On my iMac, they’re all practically the same speed with up to sixteen lines or so. With longer texts, they’re still pretty much the same for user experience, but the ASObjC handler consistently times as the fastest of the three (by a few milliseconds) and the optimised repeat as the faster of the two vanilla methods (ditto, by how much depending on how much needs to be done). But there are a couple of exceptions:
• If no trimming actually occurs, the TIDs handler is suddenly faster than the optimised repeat.
• If a line in the text exactly equals the “phrase” to be cut, the optimised repeat errors.
Hi. I’m not sure that I see the initially posted handler’s—or its descendants’—utility for your situation. Looking at your dropbox file, there are swaths of text with inconsistencies. I would move the project into a grep-aware text editor, such as TextWrangler; this provides an opportunity to learn regular expressions, easily preview changes, and correct spelling and other composition issues.

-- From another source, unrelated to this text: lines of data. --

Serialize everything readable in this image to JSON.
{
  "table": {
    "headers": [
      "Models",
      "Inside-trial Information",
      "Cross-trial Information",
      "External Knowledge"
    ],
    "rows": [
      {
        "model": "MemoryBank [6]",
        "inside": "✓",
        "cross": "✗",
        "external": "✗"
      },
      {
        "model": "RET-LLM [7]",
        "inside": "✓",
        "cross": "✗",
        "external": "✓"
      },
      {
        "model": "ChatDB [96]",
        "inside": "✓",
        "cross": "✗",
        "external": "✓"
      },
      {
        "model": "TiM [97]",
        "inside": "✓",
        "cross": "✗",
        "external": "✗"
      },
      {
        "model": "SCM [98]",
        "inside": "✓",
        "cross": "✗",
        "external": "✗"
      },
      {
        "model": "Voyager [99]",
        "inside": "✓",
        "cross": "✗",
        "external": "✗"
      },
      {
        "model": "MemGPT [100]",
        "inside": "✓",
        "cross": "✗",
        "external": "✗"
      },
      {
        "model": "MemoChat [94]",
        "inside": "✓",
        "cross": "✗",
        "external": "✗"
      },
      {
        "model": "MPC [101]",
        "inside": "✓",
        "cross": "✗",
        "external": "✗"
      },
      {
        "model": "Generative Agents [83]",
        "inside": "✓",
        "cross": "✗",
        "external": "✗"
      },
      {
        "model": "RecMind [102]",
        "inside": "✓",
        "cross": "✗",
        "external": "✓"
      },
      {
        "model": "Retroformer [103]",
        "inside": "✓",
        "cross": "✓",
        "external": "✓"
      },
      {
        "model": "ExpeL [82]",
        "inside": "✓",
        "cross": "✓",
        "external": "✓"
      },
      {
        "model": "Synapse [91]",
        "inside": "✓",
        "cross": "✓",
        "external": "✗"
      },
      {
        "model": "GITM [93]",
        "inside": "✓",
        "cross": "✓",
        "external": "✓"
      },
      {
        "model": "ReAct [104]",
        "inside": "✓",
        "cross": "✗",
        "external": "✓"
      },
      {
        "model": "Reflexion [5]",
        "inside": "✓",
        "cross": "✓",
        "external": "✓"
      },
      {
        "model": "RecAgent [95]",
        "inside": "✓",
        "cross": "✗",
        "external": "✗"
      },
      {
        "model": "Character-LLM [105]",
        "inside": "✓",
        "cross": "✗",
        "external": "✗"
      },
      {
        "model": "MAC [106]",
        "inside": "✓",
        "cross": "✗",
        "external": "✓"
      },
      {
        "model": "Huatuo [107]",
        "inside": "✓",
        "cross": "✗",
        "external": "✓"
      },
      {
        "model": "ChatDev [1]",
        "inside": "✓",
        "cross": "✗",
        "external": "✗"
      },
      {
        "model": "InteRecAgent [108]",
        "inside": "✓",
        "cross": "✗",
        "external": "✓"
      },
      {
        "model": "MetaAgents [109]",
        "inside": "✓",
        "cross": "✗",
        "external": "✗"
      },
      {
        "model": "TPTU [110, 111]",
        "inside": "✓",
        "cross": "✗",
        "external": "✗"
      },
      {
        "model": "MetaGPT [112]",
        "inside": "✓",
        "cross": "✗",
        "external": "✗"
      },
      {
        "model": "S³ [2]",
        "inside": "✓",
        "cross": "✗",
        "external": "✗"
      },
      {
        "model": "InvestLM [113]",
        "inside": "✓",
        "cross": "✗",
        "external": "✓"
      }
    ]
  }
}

This should get you started:
tell application "TextWrangler"
tell document 1
repeat with this in {{"SOURCE:", "source:"}, {"CATEGORIES:", "categories:"}, {"PREHEAT:", "Preheat to"}, {"METHOD:", "directions: |"}, {"INGREDIENTS:", "ingredients: |"}, {"MAKES:", "Makes"}, {"RECIPE:", "- name:"}, {"¼", "1/4"}, {"½", "1/2"}, {"¾", "3/4"}}
replace (this's item 1) using (this's item 2) searching in it options {starting at top:1, returning results:0} saving no
end repeat
#GREP conversions
--potential whitespace followed by returns to return
--tabs to space
--lines beginning with equals with potential text to return
--word spaces to space
repeat with this in {{"[[:space:]]*\\r+", "\\r"}, {"\\t+", space}, {"^={2,}.*", "\\r"}, {"[ ]{2,}", space}}
replace (this's item 1) using (this's item 2) searching in it options {search mode:grep, starting at top:1, returning results:0} saving no
end repeat
activate
end tell
end tell
The above two amendments have been applied to the “optimised repeat” handler (trimlines) and the original post (post #11) has been edited to reflect these changes.